Money saving is essential for any family’s stability, as money is the backbone of a family. Lack of savings is one of the causes of family problems. Therefore, moms need to adopt long-term financial planning and save money for the future. To increase their families’ financial stability and ensure their happiness. I will share in this article the basics of money-saving for moms.
Savings are the main line of defense in a world dominated by changes, where income is constantly changing, and prices are continuously growing.
The best percentage for money saving is 12% of the monthly income. There is attest called the endurance test, which indicates that there should be an amount equaling four months of income set aside as savings.

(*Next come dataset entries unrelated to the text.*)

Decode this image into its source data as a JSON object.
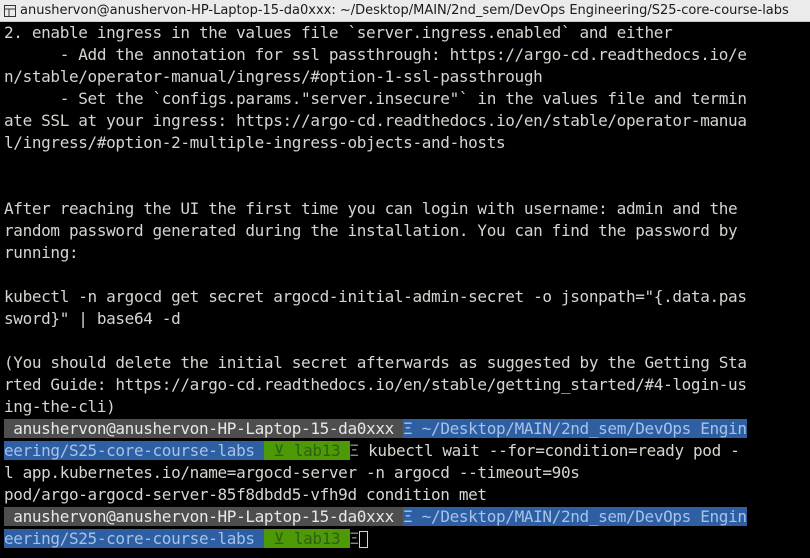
{
  "window": {
    "title": "anushervon@anushervon-HP-Laptop-15-da0xxx: ~/Desktop/MAIN/2nd_sem/DevOps Engineering/S25-core-course-labs",
    "icon": "terminal-icon"
  },
  "terminal": {
    "output_lines": [
      "2. enable ingress in the values file `server.ingress.enabled` and either",
      "      - Add the annotation for ssl passthrough: https://argo-cd.readthedocs.io/e",
      "n/stable/operator-manual/ingress/#option-1-ssl-passthrough",
      "      - Set the `configs.params.\"server.insecure\"` in the values file and termin",
      "ate SSL at your ingress: https://argo-cd.readthedocs.io/en/stable/operator-manua",
      "l/ingress/#option-2-multiple-ingress-objects-and-hosts",
      "",
      "",
      "After reaching the UI the first time you can login with username: admin and the",
      "random password generated during the installation. You can find the password by",
      "running:",
      "",
      "kubectl -n argocd get secret argocd-initial-admin-secret -o jsonpath=\"{.data.pas",
      "sword}\" | base64 -d",
      "",
      "(You should delete the initial secret afterwards as suggested by the Getting Sta",
      "rted Guide: https://argo-cd.readthedocs.io/en/stable/getting_started/#4-login-us",
      "ing-the-cli)"
    ],
    "prompt1": {
      "user": " anushervon@anushervon-HP-Laptop-15-da0xxx ",
      "sep": "Ξ",
      "path_line1": " ~/Desktop/MAIN/2nd_sem/DevOps Engin",
      "path_line2": "eering/S25-core-course-labs ",
      "git": " ⊻ lab13 ",
      "end_sep": "Ξ",
      "command_line1": " kubectl wait --for=condition=ready pod -",
      "command_line2": "l app.kubernetes.io/name=argocd-server -n argocd --timeout=90s"
    },
    "command_output": "pod/argo-argocd-server-85f8dbdd5-vfh9d condition met",
    "prompt2": {
      "user": " anushervon@anushervon-HP-Laptop-15-da0xxx ",
      "sep": "Ξ",
      "path_line1": " ~/Desktop/MAIN/2nd_sem/DevOps Engin",
      "path_line2": "eering/S25-core-course-labs ",
      "git": " ⊻ lab13 ",
      "end_sep": "Ξ"
    }
  }
}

In case the monthly income stops for any reason.
Any positive money management a stay-at-home mom is doing and any amount she can set aside is good money-saving. An essential tool for moms is establishing a spending chain, where the month is divided into three parts, each part consisting of 10 days. Then divide the ten days into five circles, each circle consisting of two days, then set a spending amount for every two days. If she spends half of the set amount, what’s left is her saving, and repeating the pattern throughout the month. This tool helps stay-at-home mothers to save 10 to 20% of their monthly home expenses. In addition, a mother’s success in managing her home finances is considered saving, and not having any debts is saving as well.
Working mothers are 37% more likely to save money than stay-at-home mothers since they put the effort into making it. The main advice I always give working mothers is to save, save, save, then spend. Spending on luxury goods, which are things we already have and don’t need. For example, buying a new handbag when you have seven or eight handbags, makes this one a luxury good! Spending on such goods should not come from the basic income but from any excessive income. Spending from the main income should only be on essentials, such as food, gas, and bills. For successful money saving one should: Stop spending on luxuries, and reduce spending on essentials to increase savings.

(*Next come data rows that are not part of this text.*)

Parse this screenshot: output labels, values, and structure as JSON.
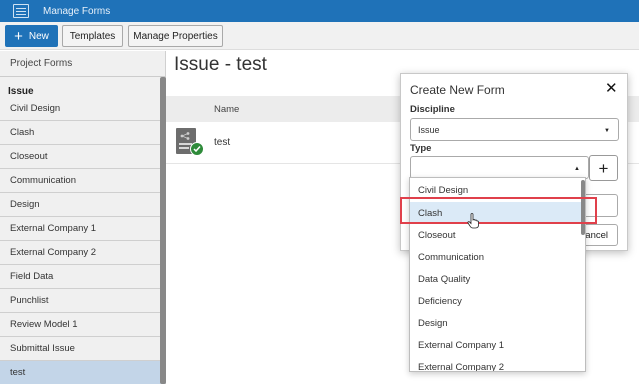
{
  "app": {
    "title": "Manage Forms",
    "icon": "form-list-icon"
  },
  "toolbar": {
    "new_icon": "plus-icon",
    "new_label": "New",
    "templates_label": "Templates",
    "manage_properties_label": "Manage Properties"
  },
  "sidebar": {
    "header": "Project Forms",
    "group_label": "Issue",
    "items": [
      {
        "label": "Civil Design"
      },
      {
        "label": "Clash"
      },
      {
        "label": "Closeout"
      },
      {
        "label": "Communication"
      },
      {
        "label": "Design"
      },
      {
        "label": "External Company 1"
      },
      {
        "label": "External Company 2"
      },
      {
        "label": "Field Data"
      },
      {
        "label": "Punchlist"
      },
      {
        "label": "Review Model 1"
      },
      {
        "label": "Submittal Issue"
      },
      {
        "label": "test",
        "selected": true
      }
    ]
  },
  "main": {
    "title": "Issue - test",
    "column_name": "Name",
    "rows": [
      {
        "name": "test",
        "icon": "form-document-icon",
        "status_icon": "check-icon"
      }
    ]
  },
  "dialog": {
    "title": "Create New Form",
    "close_icon": "close-icon",
    "discipline_label": "Discipline",
    "discipline_value": "Issue",
    "type_label": "Type",
    "type_value": "",
    "add_icon": "plus-icon",
    "cancel_label": "Cancel",
    "cancel_visible_text": "ancel",
    "type_options": [
      "Civil Design",
      "Clash",
      "Closeout",
      "Communication",
      "Data Quality",
      "Deficiency",
      "Design",
      "External Company 1",
      "External Company 2"
    ],
    "hovered_option": "Clash"
  },
  "colors": {
    "accent": "#1f72b8",
    "selected_row": "#c3d5e8",
    "highlight": "#e0404b",
    "success": "#2e8b3a"
  }
}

Once we start saving, we immediately start thinking about investment! The first step is turning spending into assets. Like turning rent, into a mortgage payment, making your home an asset. This mortgage monthly payment is considered a saving, and not a debt. But it shouldn’t exceed the spending abilities of the family and become a financial burden instead. Buying the house, you live in is an excellent way to make yourself save money.
It is essential to save 8% of the income towards retirement and education plans for the children. You can commit to monthly payments to a retirement plan, and after a few years, you can get a salary that will help with the children’s education. It is noteworthy that these programs are beneficial and in case one can’t commit they can be harmful. In case of cessation of monthly payments, you can only get back 16% of what you paid.
Savings mustn’t be as money since it gives us an appetite to spend it. And its value declines with inflation. Putting savings in pure gold that is in the form of ounces and bars instead of jewelry is an excellent option. Gold jewelry loses some of its value in manufacturing costs.
- Real estate: house or apartment.
- An investment portfolio of stocks: saving in stocks as an investor, not a broker. The broker buys stocks and sells them once their price is up. The investor keeps the stocks for an entire year, to reap the profits and benefit of the price increase over time.
I don’t recommend saving or investing in cryptocurrency which has become popular lately. This type of currency changes all the time and is not safe to be considered savings.